Les faits pour lesquels il a été placé en garde à vue le 15 septembre 2024, nonobstant le classement sans suite décidé par M. Le procureur de la République revêtent une gravité certaine, les membres de sa famille auditionnés faisant tous les trois état d'une crainte à son égard. Par ailleurs, il ressort des éléments de la procédure et des auditions de son entourage qu'ils ne s'agissaient pas de faits isolés mais que M. [M] faisait régner une certaine terreur au domicile de ses parents auprès de qui il vivait après avoir été expulsé de son domicile.
Au regard de propos tenus lors de son audition, et jusque devant la cour, il ne paraît pas avoir conscience de la gravité de son comportement ni des moyens qu'il devrait mettre en oeuvre pour y remédier.

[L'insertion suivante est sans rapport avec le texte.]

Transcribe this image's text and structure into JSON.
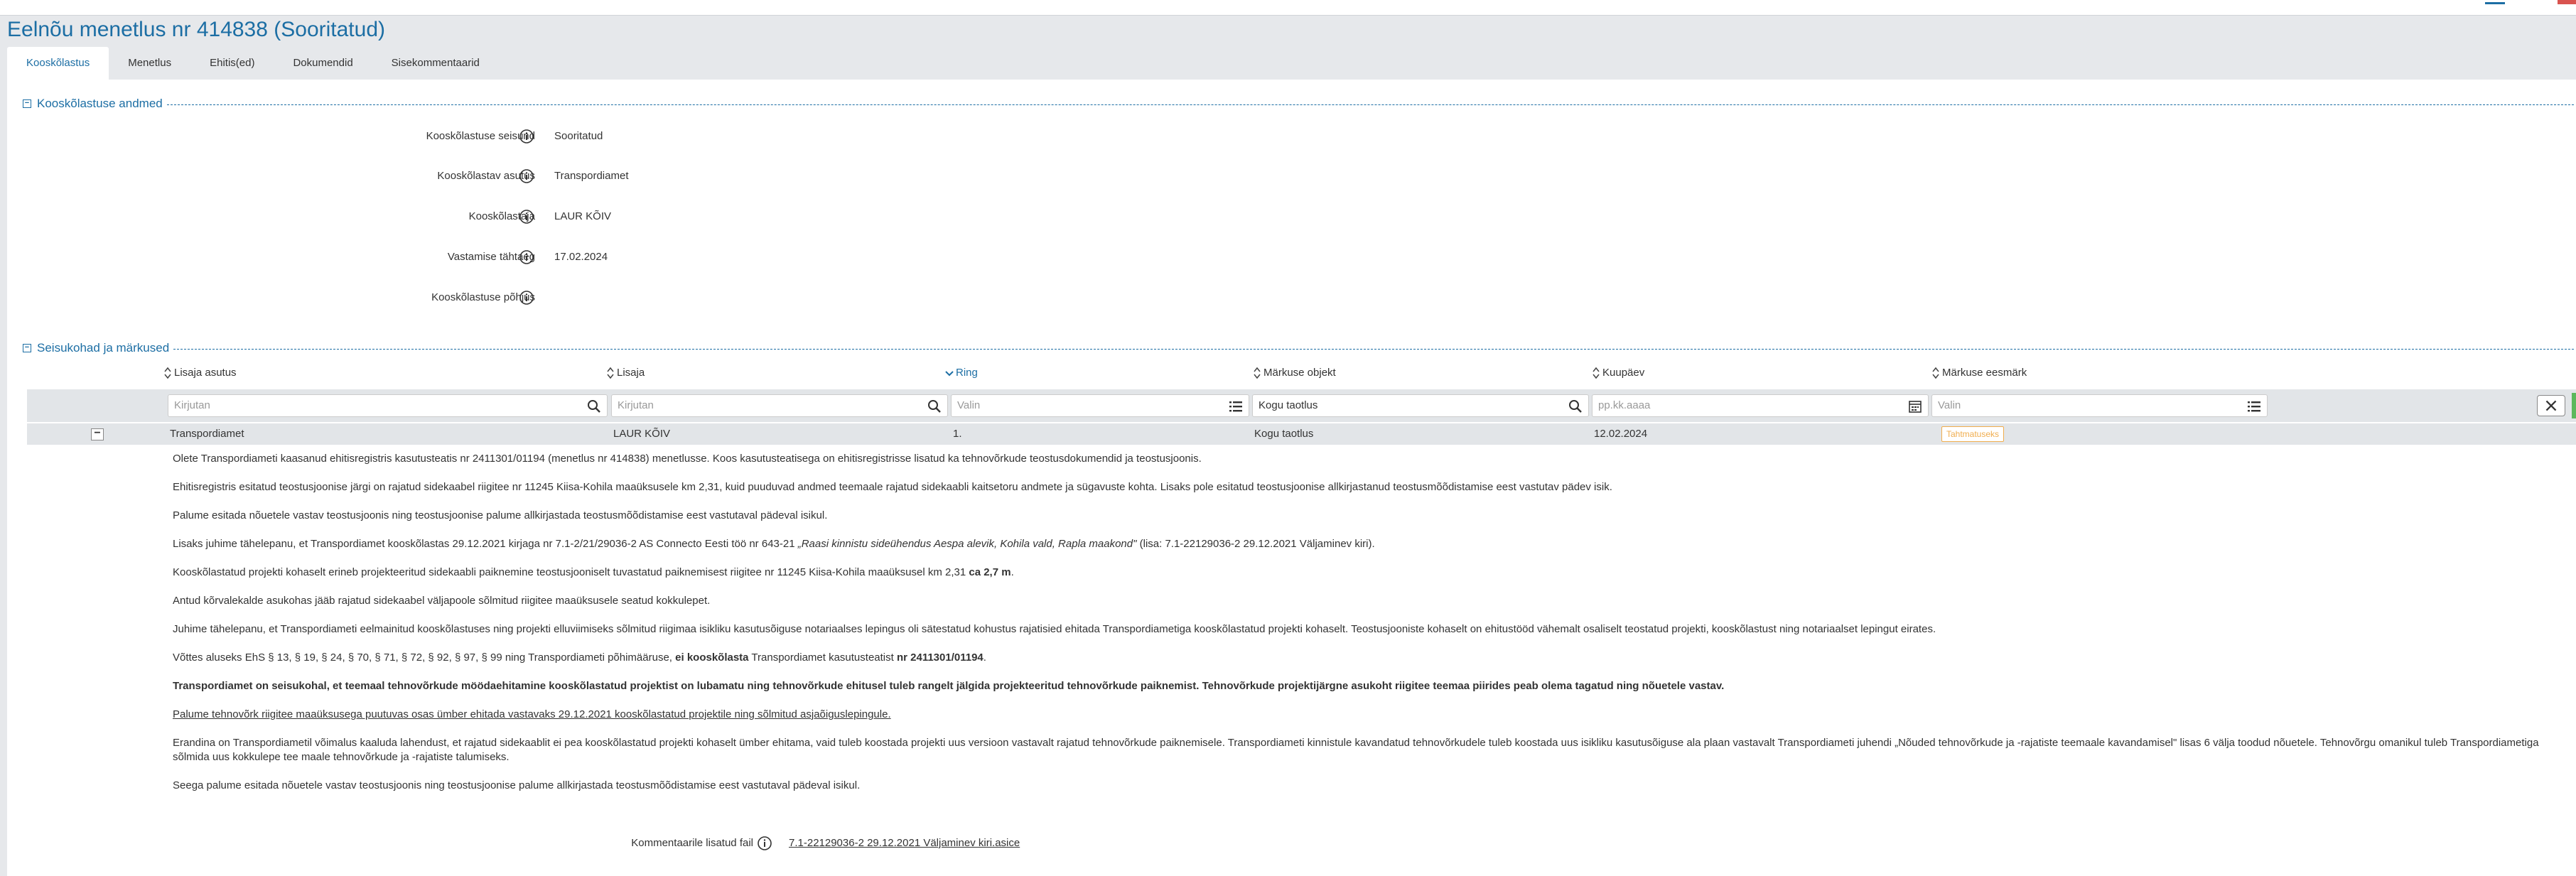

Enfin, M. [M] a fait l'objet d'une main courante le 26 octobre 2024 après avoir menacé un autre retenu de le frapper 'pour laver l'honneur de sa mère', propos démontrant que sa violence ou les menaces de violences ne sont toujours pas contenues.
Ainsi que relevé par le juge des libertés et de la détention, M. [M] représente à l'heure actuelle, compte tenu de ses antécédants et de faits récents, une menace à l'ordre public de sorte que la prolongation de la mesure de rétention est pleinement justifiée.
L'ordonnance est confirmée.
PAR CES MOTIFS
Statuant publiquement, contradictoirement, en dernier ressort,
DÉCLARONS recevable l'appel de M. [J] [M]
CONFIRMONS l'ordonnance rendue par le juge du tribunal judiciaire de Metz le 15 novembre 2024 à 11h03;
ORDONNONS la remise immédiate au procureur général d'une expédition de la présente ordonnance
DISONS n'y avoir lieu à dépens ;
Prononcée publiquement à Metz, le 17 NOVEMBRE 2024 à 14h53.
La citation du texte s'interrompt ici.